2. Change the line 16 root to the index files location(TEST folder)
3. On a web browser, input "http://127.0.0.1:5000/"(this information is showing in terminal)
4. In the Text Input, enter query, and click "submit"
5. The result is shown on the new page.
1. cristina lopes
2. machine learning
3. ACM
4. master of software engineering
5. aux
6. of
7. to be or not to be
8. computer science
9. CS 121
10. 2016 Summer
11. uci
12. Women in Computer Science
13. Artificial Intelligence
14. informatics
15. department
16. the
17. Programming Languages and Software Engineering
18. ICS Student Life
19. Donald Bren School of Information & Computer Sciences
20. Information Retrieval
For query 1 & 2 & 4 & 7 & 8 & 9 & 10 & 12 & 13 & 17 & 18 & 19 & 20, the searching time was very slow because each time we had to load the whole index dictionary, including all the postings for all the terms, again. We improve the searching time by storing index files according to their first initial character, which reduce the searching time.

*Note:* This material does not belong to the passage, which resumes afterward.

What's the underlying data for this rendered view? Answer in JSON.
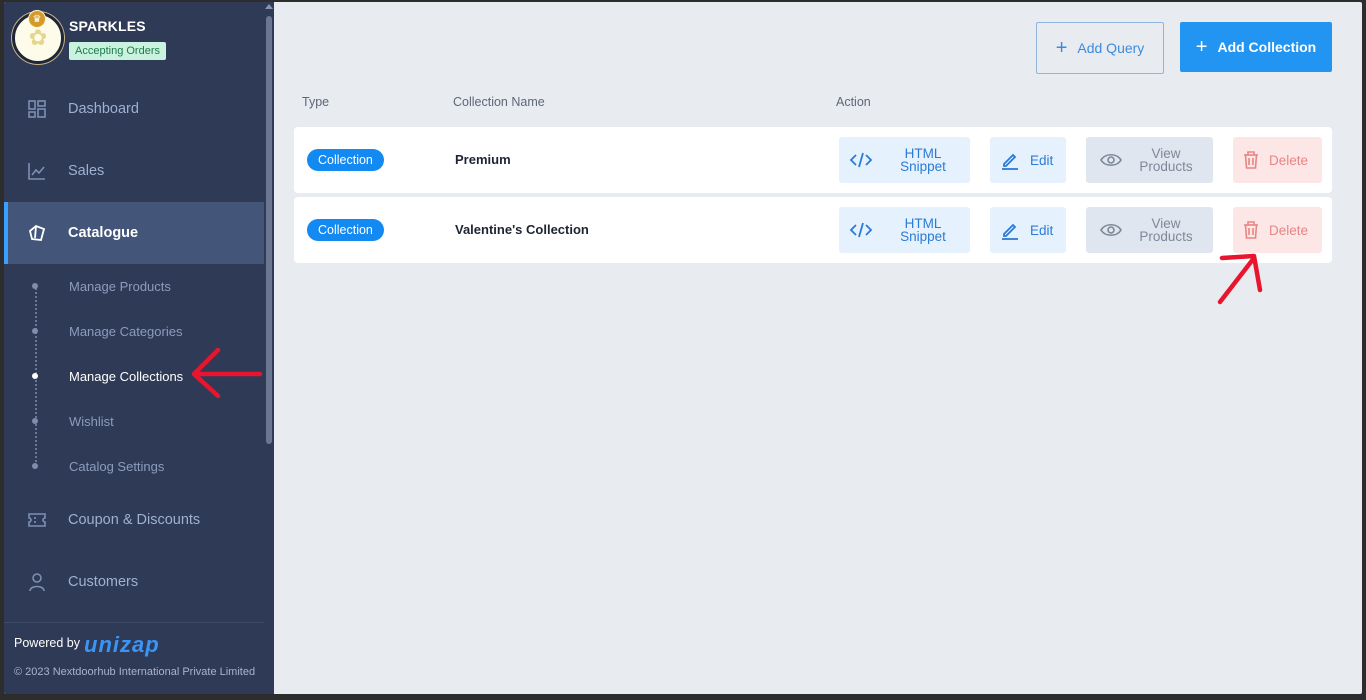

For query 2, the first time we found that the top result url was not solid because it contains many "machine" but few "learning". We improve it by weighing terms differently according to the tag type of the string. For example, normal text and bold text have different weights.
For query 4, at first, it did poorly because there are many useless pages including large amount of "of"s. Those pages are large files with low content. We alter the Indexer.py to only index pages with text content smaller than the threshold we define.
For query 5 'aux', when we created the index file for the first time, we found that on Windows we cannot create a file called 'aux.json', so we store the file as 'aux_.json'. When we search queries include 'aux', it would directly find the 'aux_json' file.